The linker hates it when it finds two symbol that have the same name. For example, this is an error:


#![allow(unused)]
fn main() {
#[no_mangle]
static X: u32 = 0;

#[export_name = "X"]
static Y: u32 = 0; //~ error: symbol `X` is already defined
}

This produces two symbols with the name "X". rustc catches this issue early and reports an error at compile time.

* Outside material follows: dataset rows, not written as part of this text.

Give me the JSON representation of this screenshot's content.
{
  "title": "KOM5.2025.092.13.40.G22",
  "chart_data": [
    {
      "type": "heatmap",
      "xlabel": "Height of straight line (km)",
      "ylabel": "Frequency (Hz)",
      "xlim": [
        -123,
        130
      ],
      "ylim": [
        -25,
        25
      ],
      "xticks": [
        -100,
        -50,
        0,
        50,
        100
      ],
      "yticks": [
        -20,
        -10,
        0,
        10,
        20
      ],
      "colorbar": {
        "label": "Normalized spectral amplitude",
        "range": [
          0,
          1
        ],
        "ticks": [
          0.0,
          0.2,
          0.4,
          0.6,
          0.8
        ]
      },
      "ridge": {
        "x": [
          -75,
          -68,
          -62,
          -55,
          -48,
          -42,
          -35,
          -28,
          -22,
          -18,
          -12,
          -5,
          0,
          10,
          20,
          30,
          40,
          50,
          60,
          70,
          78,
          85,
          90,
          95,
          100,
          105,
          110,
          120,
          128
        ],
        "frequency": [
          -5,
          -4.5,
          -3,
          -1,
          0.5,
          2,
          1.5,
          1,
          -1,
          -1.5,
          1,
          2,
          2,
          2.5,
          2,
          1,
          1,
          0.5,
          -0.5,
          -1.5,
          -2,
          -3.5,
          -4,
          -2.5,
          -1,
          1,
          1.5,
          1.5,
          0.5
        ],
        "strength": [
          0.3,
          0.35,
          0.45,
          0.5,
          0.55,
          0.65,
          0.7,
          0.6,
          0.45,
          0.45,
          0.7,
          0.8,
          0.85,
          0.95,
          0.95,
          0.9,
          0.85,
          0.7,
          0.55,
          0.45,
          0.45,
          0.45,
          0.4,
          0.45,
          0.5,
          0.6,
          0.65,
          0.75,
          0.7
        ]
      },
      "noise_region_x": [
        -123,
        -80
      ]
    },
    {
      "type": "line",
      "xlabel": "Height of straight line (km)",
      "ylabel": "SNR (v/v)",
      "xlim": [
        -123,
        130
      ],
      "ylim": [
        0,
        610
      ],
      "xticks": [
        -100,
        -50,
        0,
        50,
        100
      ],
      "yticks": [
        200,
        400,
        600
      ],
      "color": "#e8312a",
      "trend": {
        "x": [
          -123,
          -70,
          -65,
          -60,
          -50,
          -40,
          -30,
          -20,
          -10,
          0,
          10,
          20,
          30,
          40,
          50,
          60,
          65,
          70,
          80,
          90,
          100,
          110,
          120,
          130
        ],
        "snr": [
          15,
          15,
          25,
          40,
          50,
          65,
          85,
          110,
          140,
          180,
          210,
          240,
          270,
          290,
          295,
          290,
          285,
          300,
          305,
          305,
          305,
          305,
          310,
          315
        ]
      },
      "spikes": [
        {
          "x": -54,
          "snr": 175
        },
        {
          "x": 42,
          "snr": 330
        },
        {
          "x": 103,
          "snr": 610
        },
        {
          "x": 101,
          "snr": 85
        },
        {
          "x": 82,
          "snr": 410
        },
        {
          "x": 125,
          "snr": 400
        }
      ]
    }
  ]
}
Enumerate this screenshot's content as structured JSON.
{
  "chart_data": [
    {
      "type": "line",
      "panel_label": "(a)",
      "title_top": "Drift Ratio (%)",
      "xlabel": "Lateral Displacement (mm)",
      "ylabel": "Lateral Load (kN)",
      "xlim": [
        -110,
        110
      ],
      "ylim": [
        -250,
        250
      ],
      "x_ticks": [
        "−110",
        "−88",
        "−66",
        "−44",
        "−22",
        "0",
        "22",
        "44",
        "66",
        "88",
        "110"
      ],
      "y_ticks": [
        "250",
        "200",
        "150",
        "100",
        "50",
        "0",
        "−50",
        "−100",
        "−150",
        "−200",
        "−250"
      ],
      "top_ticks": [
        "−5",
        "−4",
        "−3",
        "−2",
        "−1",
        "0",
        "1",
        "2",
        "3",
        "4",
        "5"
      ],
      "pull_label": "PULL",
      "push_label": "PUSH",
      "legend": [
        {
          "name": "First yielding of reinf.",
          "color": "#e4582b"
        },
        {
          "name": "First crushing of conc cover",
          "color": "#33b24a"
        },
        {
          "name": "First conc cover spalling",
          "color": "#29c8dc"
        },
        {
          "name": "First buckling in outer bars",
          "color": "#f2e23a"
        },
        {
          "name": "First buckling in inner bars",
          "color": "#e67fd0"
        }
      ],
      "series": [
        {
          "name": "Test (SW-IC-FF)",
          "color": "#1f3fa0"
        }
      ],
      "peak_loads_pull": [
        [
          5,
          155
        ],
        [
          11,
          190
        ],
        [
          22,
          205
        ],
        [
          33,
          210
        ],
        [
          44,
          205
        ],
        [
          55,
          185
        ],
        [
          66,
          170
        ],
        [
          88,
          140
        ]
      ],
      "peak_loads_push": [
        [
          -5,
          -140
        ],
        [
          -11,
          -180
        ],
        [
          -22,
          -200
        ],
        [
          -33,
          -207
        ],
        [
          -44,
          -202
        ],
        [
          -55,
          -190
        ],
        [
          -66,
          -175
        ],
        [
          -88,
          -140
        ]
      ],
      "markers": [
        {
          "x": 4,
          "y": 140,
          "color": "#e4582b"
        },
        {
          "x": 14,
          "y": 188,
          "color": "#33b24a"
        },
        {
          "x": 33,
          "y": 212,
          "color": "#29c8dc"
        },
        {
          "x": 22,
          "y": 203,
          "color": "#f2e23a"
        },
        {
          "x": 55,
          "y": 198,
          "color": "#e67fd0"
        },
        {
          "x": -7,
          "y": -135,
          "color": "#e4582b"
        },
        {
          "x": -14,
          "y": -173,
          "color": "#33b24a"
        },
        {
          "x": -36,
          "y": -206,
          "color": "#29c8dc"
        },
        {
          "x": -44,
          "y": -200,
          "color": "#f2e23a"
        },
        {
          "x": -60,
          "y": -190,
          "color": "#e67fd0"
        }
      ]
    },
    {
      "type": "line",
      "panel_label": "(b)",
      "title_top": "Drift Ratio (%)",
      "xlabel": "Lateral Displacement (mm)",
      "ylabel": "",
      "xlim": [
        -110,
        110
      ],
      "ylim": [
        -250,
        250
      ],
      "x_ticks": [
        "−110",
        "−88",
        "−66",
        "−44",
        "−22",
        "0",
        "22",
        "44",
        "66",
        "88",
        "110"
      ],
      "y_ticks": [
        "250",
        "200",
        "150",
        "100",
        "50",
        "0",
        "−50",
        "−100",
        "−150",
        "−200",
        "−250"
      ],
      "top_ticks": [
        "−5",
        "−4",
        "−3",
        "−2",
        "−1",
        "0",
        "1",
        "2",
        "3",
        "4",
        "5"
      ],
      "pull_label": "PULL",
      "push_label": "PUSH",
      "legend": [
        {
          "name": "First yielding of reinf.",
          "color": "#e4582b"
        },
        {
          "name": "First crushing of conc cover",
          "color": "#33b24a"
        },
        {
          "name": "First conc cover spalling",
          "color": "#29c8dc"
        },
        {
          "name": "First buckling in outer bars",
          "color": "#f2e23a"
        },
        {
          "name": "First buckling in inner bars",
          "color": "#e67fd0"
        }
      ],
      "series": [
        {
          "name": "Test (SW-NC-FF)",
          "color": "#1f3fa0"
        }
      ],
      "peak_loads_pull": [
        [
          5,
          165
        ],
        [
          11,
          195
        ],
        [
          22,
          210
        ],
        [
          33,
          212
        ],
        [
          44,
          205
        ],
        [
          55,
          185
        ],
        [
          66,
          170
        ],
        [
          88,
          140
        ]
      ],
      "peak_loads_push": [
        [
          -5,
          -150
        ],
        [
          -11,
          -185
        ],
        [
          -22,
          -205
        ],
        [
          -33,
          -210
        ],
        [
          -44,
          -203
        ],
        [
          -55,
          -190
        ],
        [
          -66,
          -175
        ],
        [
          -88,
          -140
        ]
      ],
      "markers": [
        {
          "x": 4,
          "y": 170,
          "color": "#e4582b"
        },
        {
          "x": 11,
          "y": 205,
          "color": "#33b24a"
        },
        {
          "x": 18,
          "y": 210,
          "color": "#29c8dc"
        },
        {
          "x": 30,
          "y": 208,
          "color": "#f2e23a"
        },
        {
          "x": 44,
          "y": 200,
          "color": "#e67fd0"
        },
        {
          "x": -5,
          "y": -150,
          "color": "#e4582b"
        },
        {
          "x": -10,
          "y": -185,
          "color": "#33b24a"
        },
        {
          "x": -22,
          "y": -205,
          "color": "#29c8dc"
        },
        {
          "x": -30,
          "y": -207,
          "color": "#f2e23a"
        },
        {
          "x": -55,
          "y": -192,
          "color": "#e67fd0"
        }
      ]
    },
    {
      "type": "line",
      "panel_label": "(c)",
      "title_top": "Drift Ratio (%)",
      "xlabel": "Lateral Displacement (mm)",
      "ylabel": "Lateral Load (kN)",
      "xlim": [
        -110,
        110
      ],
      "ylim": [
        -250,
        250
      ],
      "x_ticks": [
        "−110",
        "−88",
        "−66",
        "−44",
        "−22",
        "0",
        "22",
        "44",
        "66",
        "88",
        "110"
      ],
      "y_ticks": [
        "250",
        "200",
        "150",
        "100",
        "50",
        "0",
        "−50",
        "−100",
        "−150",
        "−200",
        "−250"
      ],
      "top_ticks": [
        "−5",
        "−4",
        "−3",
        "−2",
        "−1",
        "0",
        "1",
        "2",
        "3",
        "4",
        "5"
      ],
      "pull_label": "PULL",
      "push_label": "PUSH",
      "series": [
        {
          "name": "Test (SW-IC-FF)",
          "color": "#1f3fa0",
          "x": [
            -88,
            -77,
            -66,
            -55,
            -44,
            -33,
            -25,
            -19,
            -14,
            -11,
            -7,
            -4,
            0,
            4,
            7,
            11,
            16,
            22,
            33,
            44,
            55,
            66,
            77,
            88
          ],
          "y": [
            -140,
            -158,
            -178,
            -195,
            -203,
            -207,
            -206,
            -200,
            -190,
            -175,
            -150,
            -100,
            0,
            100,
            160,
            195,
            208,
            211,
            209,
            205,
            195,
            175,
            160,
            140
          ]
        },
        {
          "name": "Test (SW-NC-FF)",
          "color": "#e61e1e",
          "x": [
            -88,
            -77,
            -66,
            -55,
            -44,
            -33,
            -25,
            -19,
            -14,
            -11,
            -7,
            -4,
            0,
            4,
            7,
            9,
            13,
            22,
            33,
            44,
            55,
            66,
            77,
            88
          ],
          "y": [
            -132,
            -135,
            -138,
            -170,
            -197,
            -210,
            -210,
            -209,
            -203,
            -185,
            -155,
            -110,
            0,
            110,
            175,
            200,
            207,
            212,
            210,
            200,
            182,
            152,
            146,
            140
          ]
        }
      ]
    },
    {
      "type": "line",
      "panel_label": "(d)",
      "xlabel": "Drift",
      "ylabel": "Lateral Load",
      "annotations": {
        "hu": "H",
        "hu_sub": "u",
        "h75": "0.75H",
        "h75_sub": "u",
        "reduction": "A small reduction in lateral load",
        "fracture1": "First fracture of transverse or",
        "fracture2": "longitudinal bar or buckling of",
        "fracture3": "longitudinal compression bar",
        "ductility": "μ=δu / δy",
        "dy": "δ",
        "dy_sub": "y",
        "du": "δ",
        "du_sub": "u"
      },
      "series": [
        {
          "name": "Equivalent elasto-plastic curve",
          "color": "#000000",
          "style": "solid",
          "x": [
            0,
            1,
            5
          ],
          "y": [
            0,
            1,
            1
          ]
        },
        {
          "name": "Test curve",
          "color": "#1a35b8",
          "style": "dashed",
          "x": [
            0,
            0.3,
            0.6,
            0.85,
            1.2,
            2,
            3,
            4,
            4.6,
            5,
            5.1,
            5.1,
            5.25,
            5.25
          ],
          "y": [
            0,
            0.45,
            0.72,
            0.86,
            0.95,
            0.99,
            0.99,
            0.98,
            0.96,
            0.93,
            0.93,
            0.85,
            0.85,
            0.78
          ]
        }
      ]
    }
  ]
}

How can this occur in logging? The user may write:


#![allow(unused)]
fn main() {
extern crate defmt;
fn foo() {
    defmt::info!("foo started ..");
    // ..
    defmt::info!(".. DONE"); // <-
}

fn bar() {
    defmt::info!("bar started ..");
    // ..
    defmt::info!(".. DONE"); // <-
}
}

Because macros are expanded in isolation each info!(".. DONE") statement will produce this to intern its string:

#[export_name = ".. DONE"]
#[link_section = ".."]
static SYM: u8 = 0;

which results in a collision.

To avoid this issue we store each interned string as a JSON object with 3 fields: the message itself, the name of the crate that invoked the macro, and a 64-bit integer "disambiguator". The disambiguator is a hash of the source code location of the log statement so it should be unique per crate. Now these two macro invocations will produce something like this:

// first info! invocation
{
    #[export_name = "{ \"package\": \"my-app\", \"data\": \".. DONE\", \"disambiguator\": \"1379186119\" }"]
    #[link_section = ".."]
    static SYM: u8 = 0;
}

// ..

// second info! invocation
{
    #[export_name = "{ \"package\": \"my-app\", \"data\": \".. DONE\", \"disambiguator\": \"346188945\" }"]
    #[link_section = ".."]
    static SYM: u8 = 0;
}

These symbols do not collide because their disambiguator fields are different so the program will link correctly.

Because duplicate strings are kept in the final binary this linker-based interner is not really an interner. A proper interner returns the same index when the same string is interned several times.

However, two log statements that log the same string will often have different source code locations. Assigning a different interner index to each log statement means we can distinguish between the two thus we can report their correct source code location.